Use demo.py to check your data.
If you have issues about KITTI dataset
You should download color_images, velodyne_laser and calib datasets, put them into a comman folder /PATH/TO/MyData
and them unzip them all (note that calib dataset should be unzipped last and replace calib.txt generated before)
calib.txt example:
P0: 7.188560000000e+02 0.000000000000e+00 6.071928000000e+02 0.000000000000e+00 0.000000000000e+00 7.188560000000e+02 1.852157000000e+02 0.000000000000e+00 0.000000000000e+00 0.000000000000e+00 1.000000000000e+00 0.000000000000e+00
P1: 7.188560000000e+02 0.000000000000e+00 6.071928000000e+02 -3.861448000000e+02 0.000000000000e+00 7.188560000000e+02 1.852157000000e+02 0.000000000000e+00 0.000000000000e+00 0.000000000000e+00 1.000000000000e+00 0.000000000000e+00
P2: 7.188560000000e+02 0.000000000000e+00 6.071928000000e+02 4.538225000000e+01 0.000000000000e+00 7.188560000000e+02 1.852157000000e+02 -1.130887000000e-01 0.000000000000e+00 0.000000000000e+00 1.000000000000e+00 3.779761000000e-03
P3: 7.188560000000e+02 0.000000000000e+00 6.071928000000e+02 -3.372877000000e+02 0.000000000000e+00 7.188560000000e+02 1.852157000000e+02 2.369057000000e+00 0.000000000000e+00 0.000000000000e+00 1.000000000000e+00 4.915215000000e-03
Tr: 4.276802385584e-04 -9.999672484946e-01 -8.084491683471e-03 -1.198459927713e-02 -7.210626507497e-03 8.081198471645e-03 -9.999413164504e-01 -5.403984729748e-02 9.999738645903e-01 4.859485810390e-04 -7.206933692422e-03 -2.921968648686e-01
Then create a soft link to our repo:
cd /PATH/TO/CalibNet_pytorch
ln -s /PATH/TO/MyData/dataset data
The following command is fit with a 12GB GPU.

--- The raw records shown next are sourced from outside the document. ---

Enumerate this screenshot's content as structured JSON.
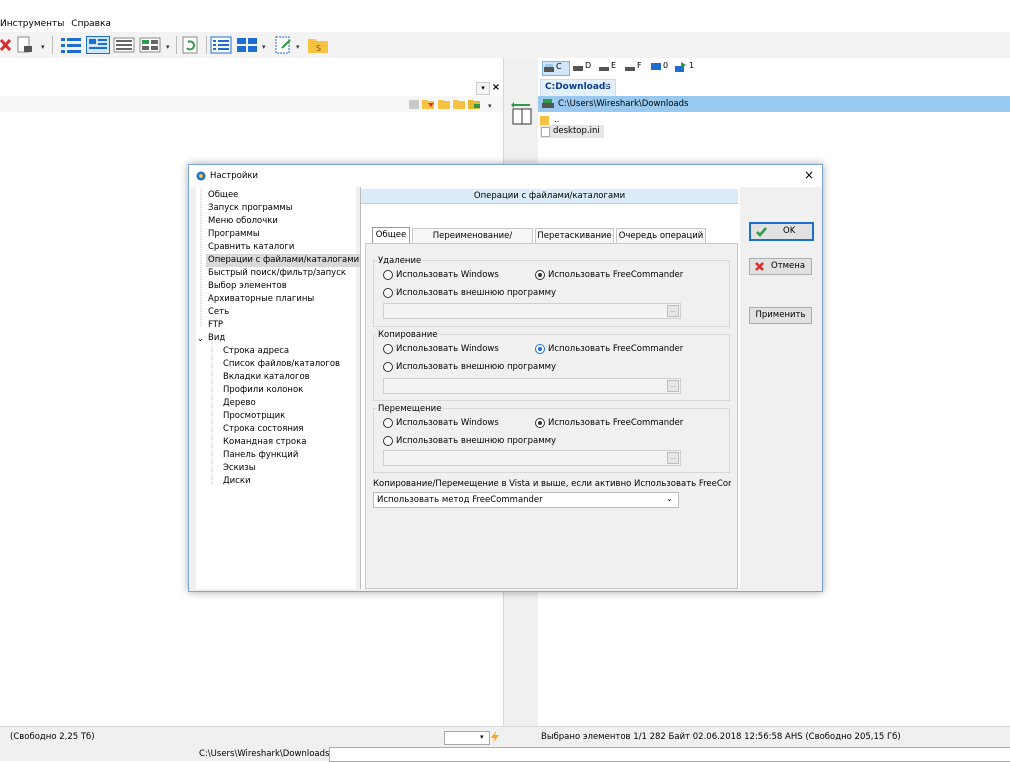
{
  "menubar": {
    "items": [
      "Инструменты",
      "Справка"
    ]
  },
  "left_pane": {
    "status": "(Свободно 2,25 Тб)"
  },
  "right_pane": {
    "drives": [
      "C",
      "D",
      "E",
      "F",
      "0",
      "1"
    ],
    "tab": "C:Downloads",
    "path": "C:\\Users\\Wireshark\\Downloads",
    "files": [
      "..",
      "desktop.ini"
    ],
    "status": "Выбрано элементов 1/1  282 Байт  02.06.2018 12:56:58  AHS  (Свободно 205,15 Гб)"
  },
  "cmdline": {
    "path": "C:\\Users\\Wireshark\\Downloads\\"
  },
  "dialog": {
    "title": "Настройки",
    "close": "×",
    "tree": {
      "top": [
        "Общее",
        "Запуск программы",
        "Меню оболочки",
        "Программы",
        "Сравнить каталоги",
        "Операции с файлами/каталогами",
        "Быстрый поиск/фильтр/запуск",
        "Выбор элементов",
        "Архиваторные плагины",
        "Сеть",
        "FTP"
      ],
      "view_label": "Вид",
      "view_children": [
        "Строка адреса",
        "Список файлов/каталогов",
        "Вкладки каталогов",
        "Профили колонок",
        "Дерево",
        "Просмотрщик",
        "Строка состояния",
        "Командная строка",
        "Панель функций",
        "Эскизы",
        "Диски"
      ]
    },
    "header": "Операции с файлами/каталогами",
    "tabs": [
      "Общее",
      "Переименование/Создание",
      "Перетаскивание",
      "Очередь операций"
    ],
    "groups": [
      {
        "label": "Удаление",
        "opt_windows": "Использовать Windows",
        "opt_fc": "Использовать FreeCommander",
        "opt_ext": "Использовать внешнюю программу"
      },
      {
        "label": "Копирование",
        "opt_windows": "Использовать Windows",
        "opt_fc": "Использовать FreeCommander",
        "opt_ext": "Использовать внешнюю программу"
      },
      {
        "label": "Перемещение",
        "opt_windows": "Использовать Windows",
        "opt_fc": "Использовать FreeCommander",
        "opt_ext": "Использовать внешнюю программу"
      }
    ],
    "vista_label": "Копирование/Перемещение в Vista и выше, если активно Использовать FreeCommar",
    "vista_select": "Использовать метод FreeCommander",
    "buttons": {
      "ok": "OK",
      "cancel": "Отмена",
      "apply": "Применить"
    },
    "field_btn": "..."
  },
  "colors": {
    "accent": "#1c6fd0",
    "selection": "#99c9ef",
    "folder": "#f5c242"
  }
}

python train.py --batch_size=8 --epoch=100 --inner_iter=1 --pcd_sample=4096 --name=cam2_oneiter --skip_frame=10
python test.py --inner_iter=1 --pretrained=./checkpoint/cam2_oneiter_best.pth --skip_frame=1 --pcd_sample=-1
Download pretrained cam2_oneiter_best.pth
from here and put it into root/checkpoint/
.
pcd_sample=-1
means totally sample (but disorder) the raw point cloud. However, you need to keep batch_size=1
to avoid batch collect_fn error.
Relevant training logs can be found in log dir.
Rotation (deg) X:3.0023,Y:2.9971,Z:3.0498
Translation (m): X:0.0700,Y:0.0673,Z:0.0862
see config.yml
for dataset setting.
dataset:
train: [0,1,2,3,4,5,6,7]
val: [8,9,10]
test: [11,12,13]
cam_id: 2 # (2 or 3)
pooling: 3 # max pooling of semi-dense image, must be odd
-
KITTI Odometry has 22 sequences, and you need to split them into three categories for training, validation and testing in
config.yml
. -
cam_id=2
represents left color image dataset andcam_id=3
represents the right. -
set
pooling
paramter (only support odd numbers) to change max pooling of preprocessing for depth map.